Methodology to simulate GPM radar observations, from combined radiometer and radar measurements from TRMM and cloud models

The Global precipitation mission is conceptually centered on the deployment of a “core” satellite with an active dual-frequency (Ka/Ku band) precipitation radar, and microwave imager capable of sensing the total precipitation within all cloud layers (http://gpm.gsfc.nasa.gov). Compared to the single-frequency TRMM (Tropical Rainfall Measuring Mission) precipitation radar (PR), the dual-frequency precipitation radar (DPR) onboard GPM core satellite is expected to enhance our understanding on microphysics, and provide more accurate retrieval of rainfall and liquid water content. The goal of the present study is to combine the TMI (TRMM´s Microwave Imager), TRMM PR and a mesoscale WRF (Weather Research and Forecast) model to simulate the DPR reflectivity profiles.

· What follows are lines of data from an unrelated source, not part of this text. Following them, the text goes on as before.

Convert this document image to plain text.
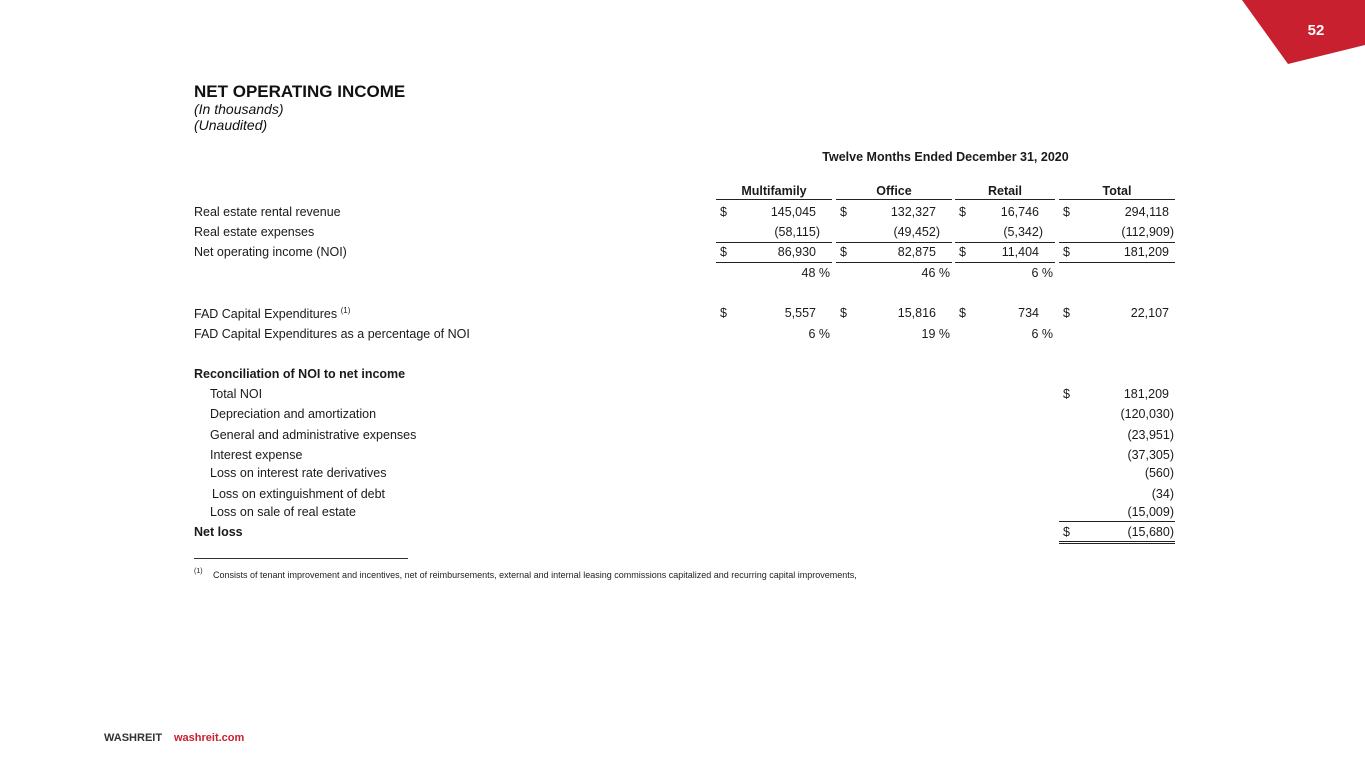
52
NET OPERATING INCOME
(In thousands)
(Unaudited)
Twelve Months Ended December 31, 2020
Multifamily	Office	Retail	Total
Real estate rental revenue	$	145,045 $	132,327 $	16,746 $	294,118
Real estate expenses	(58,115)	(49,452)	(5,342)	(112,909)
Net operating income (NOI)	$	86,930 $	82,875 $	11,404 $	181,209
48 %	46 %	6 %
FAD Capital Expenditures $^{(1)}$	$	5,557 $	15,816 $	734 $	22,107
FAD Capital Expenditures as a percentage of NOI	6 %	19 %	6 %
Reconciliation of NOI to net income
Total NOI	$	181,209
Depreciation and amortization	(120,030)
General and administrative expenses	(23,951)
Interest expense	(37,305)
Loss on interest rate derivatives	(560)
Loss on extinguishment of debt	(34)
Loss on sale of real estate	(15,009)
Net loss	$	(15,680)
(1) Consists of tenant improvement and incentives, net of reimbursements, external and internal leasing commissions capitalized and recurring capital improvements,
WASHREIT washreit.com
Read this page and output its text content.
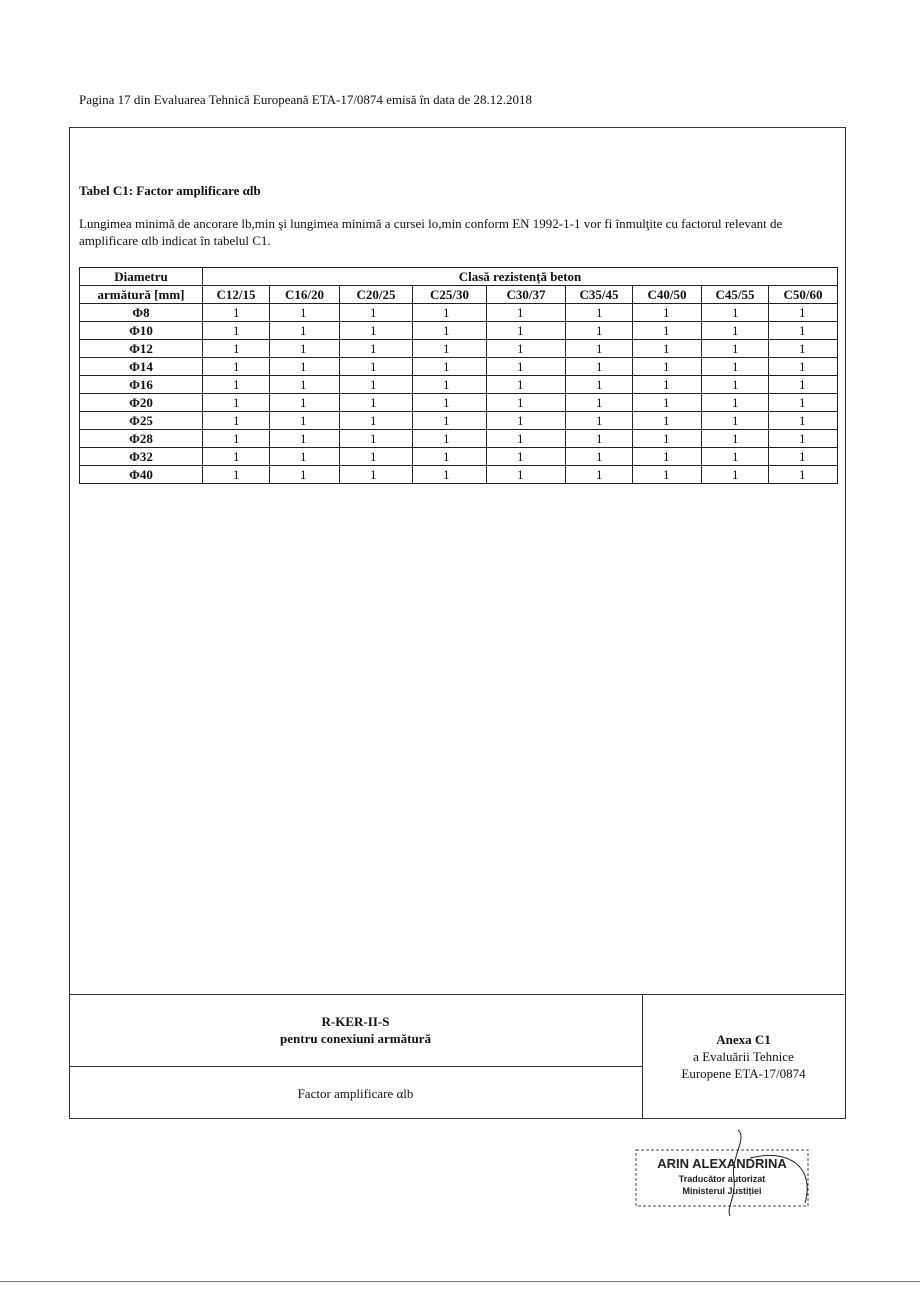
Pagina 17 din Evaluarea Tehnică Europeană ETA-17/0874 emisă în data de 28.12.2018
Tabel C1: Factor amplificare αlb
Lungimea minimă de ancorare lb,min şi lungimea minimă a cursei lo,min conform EN 1992-1-1 vor fi înmulţite cu factorul relevant de amplificare αlb indicat în tabelul C1.
Diametru	Clasă rezistență beton								
armătură [mm]	C12/15	C16/20	C20/25	C25/30	C30/37	C35/45	C40/50	C45/55	C50/60
Φ8	1	1	1	1	1	1	1	1	1
Φ10	1	1	1	1	1	1	1	1	1
Φ12	1	1	1	1	1	1	1	1	1
Φ14	1	1	1	1	1	1	1	1	1
Φ16	1	1	1	1	1	1	1	1	1
Φ20	1	1	1	1	1	1	1	1	1
Φ25	1	1	1	1	1	1	1	1	1
Φ28	1	1	1	1	1	1	1	1	1
Φ32	1	1	1	1	1	1	1	1	1
Φ40	1	1	1	1	1	1	1	1	1
R-KER-II-S
pentru conexiuni armătură
Factor amplificare αlb
Anexa C1
a Evaluării Tehnice
Europene ETA-17/0874
ARIN ALEXANDRINA
Traducător autorizat
Ministerul Justiției
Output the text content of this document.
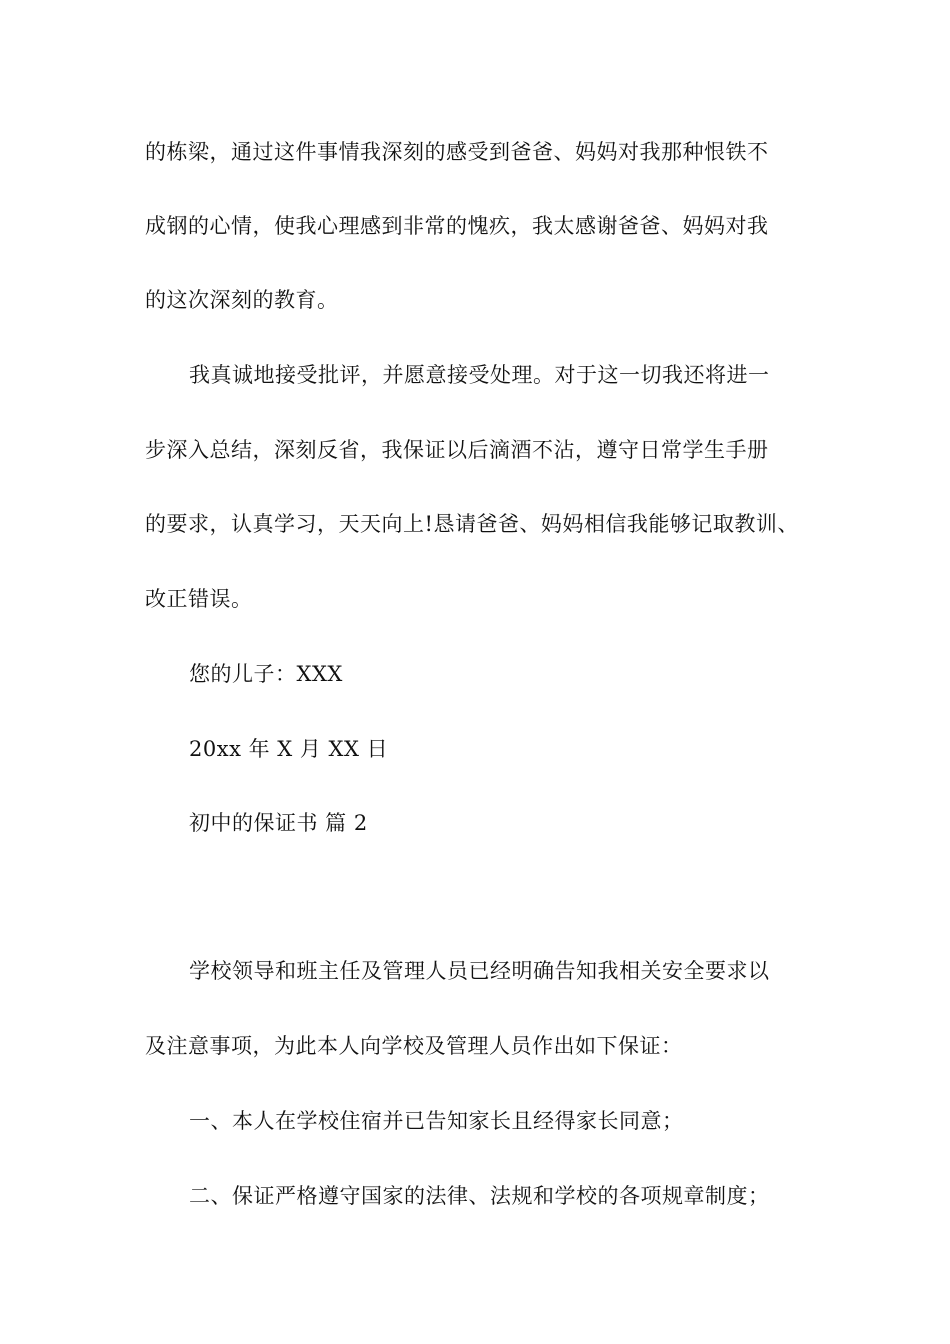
的栋梁，通过这件事情我深刻的感受到爸爸、妈妈对我那种恨铁不
成钢的心情，使我心理感到非常的愧疚，我太感谢爸爸、妈妈对我
的这次深刻的教育。
我真诚地接受批评，并愿意接受处理。对于这一切我还将进一
步深入总结，深刻反省，我保证以后滴酒不沾，遵守日常学生手册
的要求，认真学习，天天向上!恳请爸爸、妈妈相信我能够记取教训、
改正错误。
您的儿子：XXX
20xx 年 X 月 XX 日
初中的保证书 篇 2
学校领导和班主任及管理人员已经明确告知我相关安全要求以
及注意事项，为此本人向学校及管理人员作出如下保证：
一、本人在学校住宿并已告知家长且经得家长同意；
二、保证严格遵守国家的法律、法规和学校的各项规章制度；
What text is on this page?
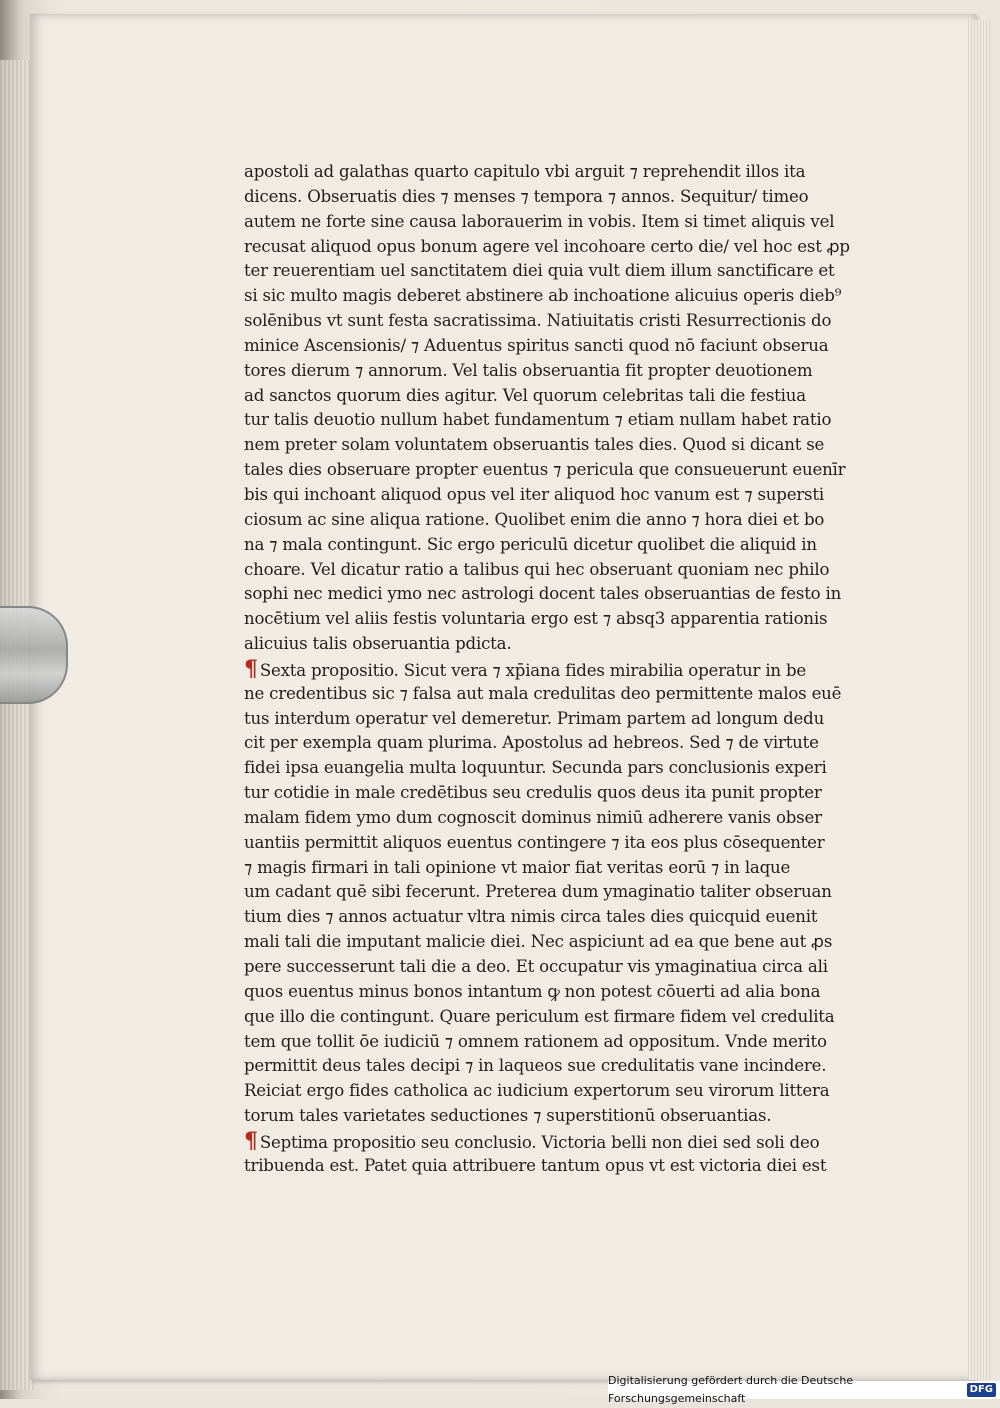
apostoli ad galathas quarto capitulo vbi arguit ⁊ reprehendit illos ita
dicens. Obseruatis dies ⁊ menses ⁊ tempora ⁊ annos. Sequitur/ timeo
autem ne forte sine causa laborauerim in vobis. Item si timet aliquis vel
recusat aliquod opus bonum agere vel incohoare certo die/ vel hoc est ꝓp
ter reuerentiam uel sanctitatem diei quia vult diem illum sanctificare et
si sic multo magis deberet abstinere ab inchoatione alicuius operis dieb⁹
solēnibus vt sunt festa sacratissima. Natiuitatis cristi Resurrectionis do
minice Ascensionis/ ⁊ Aduentus spiritus sancti quod nō faciunt obserua
tores dierum ⁊ annorum. Vel talis obseruantia fit propter deuotionem
ad sanctos quorum dies agitur. Vel quorum celebritas tali die festiua
tur talis deuotio nullum habet fundamentum ⁊ etiam nullam habet ratio
nem preter solam voluntatem obseruantis tales dies. Quod si dicant se
tales dies obseruare propter euentus ⁊ pericula que consueuerunt euenīr
bis qui inchoant aliquod opus vel iter aliquod hoc vanum est ⁊ supersti
ciosum ac sine aliqua ratione. Quolibet enim die anno ⁊ hora diei et bo
na ⁊ mala contingunt. Sic ergo periculū dicetur quolibet die aliquid in
choare. Vel dicatur ratio a talibus qui hec obseruant quoniam nec philo
sophi nec medici ymo nec astrologi docent tales obseruantias de festo in
nocētium vel aliis festis voluntaria ergo est ⁊ absq3 apparentia rationis
alicuius talis obseruantia pdicta.
¶ Sexta propositio. Sicut vera ⁊ xp̄iana fides mirabilia operatur in be
ne credentibus sic ⁊ falsa aut mala credulitas deo permittente malos euē
tus interdum operatur vel demeretur. Primam partem ad longum dedu
cit per exempla quam plurima. Apostolus ad hebreos. Sed ⁊ de virtute
fidei ipsa euangelia multa loquuntur. Secunda pars conclusionis experi
tur cotidie in male credētibus seu credulis quos deus ita punit propter
malam fidem ymo dum cognoscit dominus nimiū adherere vanis obser
uantiis permittit aliquos euentus contingere ⁊ ita eos plus cōsequenter
⁊ magis firmari in tali opinione vt maior fiat veritas eorū ⁊ in laque
um cadant quē sibi fecerunt. Preterea dum ymaginatio taliter obseruan
tium dies ⁊ annos actuatur vltra nimis circa tales dies quicquid euenit
mali tali die imputant malicie diei. Nec aspiciunt ad ea que bene aut ꝓs
pere successerunt tali die a deo. Et occupatur vis ymaginatiua circa ali
quos euentus minus bonos intantum ꝙ non potest cōuerti ad alia bona
que illo die contingunt. Quare periculum est firmare fidem vel credulita
tem que tollit ōe iudiciū ⁊ omnem rationem ad oppositum. Vnde merito
permittit deus tales decipi ⁊ in laqueos sue credulitatis vane incindere.
Reiciat ergo fides catholica ac iudicium expertorum seu virorum littera
torum tales varietates seductiones ⁊ superstitionū obseruantias.
¶ Septima propositio seu conclusio. Victoria belli non diei sed soli deo
tribuenda est. Patet quia attribuere tantum opus vt est victoria diei est
Digitalisierung gefördert durch die Deutsche Forschungsgemeinschaft
DFG
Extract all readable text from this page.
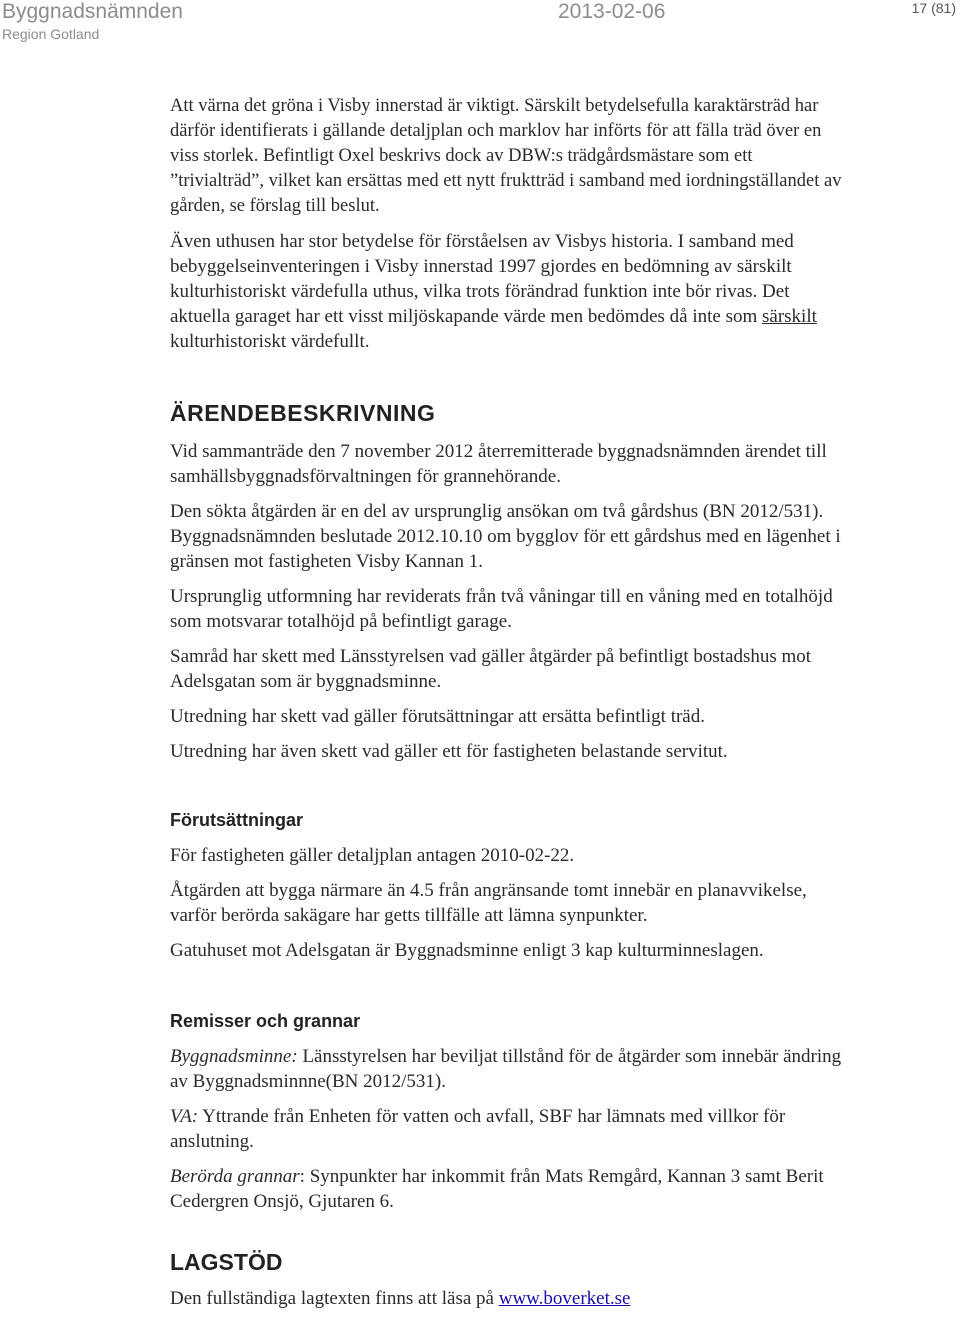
Byggnadsnämnden
Region Gotland
2013-02-06	17 (81)

Att värna det gröna i Visby innerstad är viktigt. Särskilt betydelsefulla karaktärsträd har därför identifierats i gällande detaljplan och marklov har införts för att fälla träd över en viss storlek. Befintligt Oxel beskrivs dock av DBW:s trädgårdsmästare som ett ”trivialträd”, vilket kan ersättas med ett nytt fruktträd i samband med iordningställandet av gården, se förslag till beslut.

Även uthusen har stor betydelse för förståelsen av Visbys historia. I samband med bebyggelseinventeringen i Visby innerstad 1997 gjordes en bedömning av särskilt kulturhistoriskt värdefulla uthus, vilka trots förändrad funktion inte bör rivas. Det aktuella garaget har ett visst miljöskapande värde men bedömdes då inte som särskilt kulturhistoriskt värdefullt.

ÄRENDEBESKRIVNING

Vid sammanträde den 7 november 2012 återremitterade byggnadsnämnden ärendet till samhällsbyggnadsförvaltningen för grannehörande.

Den sökta åtgärden är en del av ursprunglig ansökan om två gårdshus (BN 2012/531). Byggnadsnämnden beslutade 2012.10.10 om bygglov för ett gårdshus med en lägenhet i gränsen mot fastigheten Visby Kannan 1.

Ursprunglig utformning har reviderats från två våningar till en våning med en totalhöjd som motsvarar totalhöjd på befintligt garage.

Samråd har skett med Länsstyrelsen vad gäller åtgärder på befintligt bostadshus mot Adelsgatan som är byggnadsminne.

Utredning har skett vad gäller förutsättningar att ersätta befintligt träd.

Utredning har även skett vad gäller ett för fastigheten belastande servitut.

Förutsättningar

För fastigheten gäller detaljplan antagen 2010-02-22.

Åtgärden att bygga närmare än 4.5 från angränsande tomt innebär en planavvikelse, varför berörda sakägare har getts tillfälle att lämna synpunkter.

Gatuhuset mot Adelsgatan är Byggnadsminne enligt 3 kap kulturminneslagen.

Remisser och grannar

Byggnadsminne: Länsstyrelsen har beviljat tillstånd för de åtgärder som innebär ändring av Byggnadsminnne(BN 2012/531).

VA: Yttrande från Enheten för vatten och avfall, SBF har lämnats med villkor för anslutning.

Berörda grannar: Synpunkter har inkommit från Mats Remgård, Kannan 3 samt Berit Cedergren Onsjö, Gjutaren 6.

LAGSTÖD

Den fullständiga lagtexten finns att läsa på www.boverket.se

Prior studies to simulate the DPR profiles were done based on TRMM PR observation using frequency scaling arguments and hydrometeor classification [1]. First, the methodology to retrieve self consistent hydrometeor profiles from a combination of TMI, PR observations as well as WRF model is described. Using the TRMM constrained WRF model profiles, a procedure to simulate DPR observations is described. Attenuation from cloud water and cloud ice is considered. Simulation of cyclone Nargis shows reasonable results using TMI retrieved microphysics. Attenuations from both precipitation and non-precipitation are also compared.